Quando ela estava voltando para casa da sua reunião, faltando poucos metros para chegar no nosso prédio, vinha caminhando e passou perto de um par de catadores que estavam revirando uma daquelas lixeiras grandes e verdes, vendo o que conseguiam recuperar. Quando a viram passar, ela me contou, ficaram olhando pra ela e assobiaram algumas coisas, fazendo barulhinhos com os lábios como quem chama um cachorro e rindo. Ela me disse que ia ignorar, ia seguir direto pra casa sem mais nada, até ouvir um dos dois mais ou menos levantar a voz.

"Ei! Fiiiiiu! Moça, tem alguma coisa pra dar?"

Mariana parou e se virou, dando alguns passos pra perto. Os dois catadores olhando fixo enquanto ela se aproximava, "Oi, rapazes. Que foi? Qual é?"

"Não tem nada pra dar? Não sobra uns trocados..."

"Não, dinheiro não tenho", respondeu pra eles. Os dois catadores, naturalmente, estavam realmente sujos e maltrapilhos. De bermuda e camisetas furadas, usando bonés pra se proteger do sol. Mariana, enquanto isso, estava elegantíssima e puta como sempre, usando uma camiseta chique que marcava aqueles peitos incríveis e uma calça jeans justíssima, realçando aquele rabão delicioso. Os catadores olhavam fixo, sem tirar os olhos dessa mulherão que falava com eles.

"Bom... qualquer coisa...", disse um, "O que tiver pra dar..."

"Não sei, pode ser", disse Mariana olhando pra eles também, estudando um pouco, "Alguma roupa velha por aí eu tenho, pode servir?"

"Sim, claro", respondeu um, "O que tiver, obrigado"

"Ah, mas... não... ", disse Mariana fazendo-se de desentendida, "Tá guardado, tenho que procurar..."

"Não, tá bom, a gente espera", respondeu um, "Você traz, a gente espera aqui."
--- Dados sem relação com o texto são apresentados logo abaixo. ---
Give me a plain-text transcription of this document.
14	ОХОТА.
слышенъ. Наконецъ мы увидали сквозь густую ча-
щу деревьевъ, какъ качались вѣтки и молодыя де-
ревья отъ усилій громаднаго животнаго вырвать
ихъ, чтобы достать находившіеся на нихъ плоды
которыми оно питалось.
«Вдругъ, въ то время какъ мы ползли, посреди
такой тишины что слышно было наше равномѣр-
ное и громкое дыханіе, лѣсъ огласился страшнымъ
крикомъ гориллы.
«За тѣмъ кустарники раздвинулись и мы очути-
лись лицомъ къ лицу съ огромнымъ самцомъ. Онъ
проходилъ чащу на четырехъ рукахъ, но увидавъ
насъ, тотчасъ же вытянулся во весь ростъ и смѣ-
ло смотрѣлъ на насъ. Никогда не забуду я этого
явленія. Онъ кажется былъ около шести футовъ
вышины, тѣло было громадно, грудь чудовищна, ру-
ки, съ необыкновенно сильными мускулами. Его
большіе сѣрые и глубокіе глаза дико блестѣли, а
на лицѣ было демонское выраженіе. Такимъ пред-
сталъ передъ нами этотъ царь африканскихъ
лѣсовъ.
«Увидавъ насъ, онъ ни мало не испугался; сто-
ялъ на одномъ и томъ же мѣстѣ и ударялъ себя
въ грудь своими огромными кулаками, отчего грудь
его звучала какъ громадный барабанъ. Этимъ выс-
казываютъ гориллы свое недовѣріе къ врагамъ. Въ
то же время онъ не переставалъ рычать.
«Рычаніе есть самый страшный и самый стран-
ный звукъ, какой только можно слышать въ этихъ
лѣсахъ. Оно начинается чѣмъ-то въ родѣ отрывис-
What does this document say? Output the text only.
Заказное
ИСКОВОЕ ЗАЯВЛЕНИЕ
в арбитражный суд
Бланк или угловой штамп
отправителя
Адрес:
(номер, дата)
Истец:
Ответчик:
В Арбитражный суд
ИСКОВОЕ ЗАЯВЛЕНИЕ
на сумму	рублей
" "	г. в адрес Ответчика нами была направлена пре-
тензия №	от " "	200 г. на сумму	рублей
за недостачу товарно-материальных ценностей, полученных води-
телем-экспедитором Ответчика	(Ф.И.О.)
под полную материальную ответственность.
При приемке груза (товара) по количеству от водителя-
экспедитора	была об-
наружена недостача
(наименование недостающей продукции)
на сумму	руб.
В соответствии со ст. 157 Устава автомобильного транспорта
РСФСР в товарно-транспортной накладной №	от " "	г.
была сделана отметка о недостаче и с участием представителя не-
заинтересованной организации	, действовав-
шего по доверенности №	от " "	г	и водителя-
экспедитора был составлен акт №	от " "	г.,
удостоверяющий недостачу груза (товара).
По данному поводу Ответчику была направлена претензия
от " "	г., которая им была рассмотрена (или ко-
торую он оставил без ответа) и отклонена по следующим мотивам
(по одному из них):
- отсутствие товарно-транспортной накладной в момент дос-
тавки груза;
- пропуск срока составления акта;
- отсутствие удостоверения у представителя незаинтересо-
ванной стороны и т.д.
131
"Não, rapazes, não vou subir pro apartamento e descer de novo, com esse calor que tá...", disse e passou uma mão suave e lenta pelo pescoço suado, "Melhor subirem comigo e eu vejo o que posso dar, tá? ela e um deles disse, "Bem, vamos lá, obrigado"
"Ai, me deem um segundo, preciso responder uma mensagem..." ela disse enquanto tirava o celular da bolsa, notando que os catadores de papel já tinham dado uma olhada no aparelho. Fingiu que respondia uma mensagem, mas na verdade estava mandando uma pra mim, lá em casa.

"Tô subindo com gente. Se esconde no quarto e me espera. Sem barulho.", dizia só a mensagem.

Meu coração deu um salto e num piscar de olhos desliguei a TV, arrumei um pouco a sala como pude e me esgueirei pra esperar no nosso quarto, com a porta entreaberta pra poder ouvir.
Mariana me contou que conversaram mais um pouquinho na rua e os guiou até o prédio, entrando e cumprimentando o Seu Júlio com os dois catadores seguindo atrás, certamente sem conseguir tirar os olhos da bunda que balançava quando ela andava.

"Oi, Seu Júlio, boa tarde.", ela disse pro porteiro.
"Oi Mariana, que que há?", ele respondeu olhando pros dois manos da quebrada.
"Nada Seu Júlio, não se preocupa. Eeeh... os meninos vão subir comigo? Vou dar uma roupa que a gente não usa mais, então não se preocupa se vir eles saírem daqui a pouco com caixas. Tá de boa, tá tudo certo."
"Tá bom, Mariana", respondeu Seu Júlio, e enquanto minha mulher e os dois catadores iam pro elevador ele levantou a voz, "Olha só hein, gurizada? Se comportem."
O mais baixinho e magrelo dos dois não gostou nada disso. Virou e respondeu, "Eeeeh mano segura a onda, tá de boa eu!"
O outro que era mais alto, mais forte e visivelmente mais velho deu um empurrão no companheiro, "Cala a boca cabeça de pica! Não esquenta!"
Mariana só deu uma risadinha e esperou o elevador com eles, puxando um pouco de conversa enquanto esperavam.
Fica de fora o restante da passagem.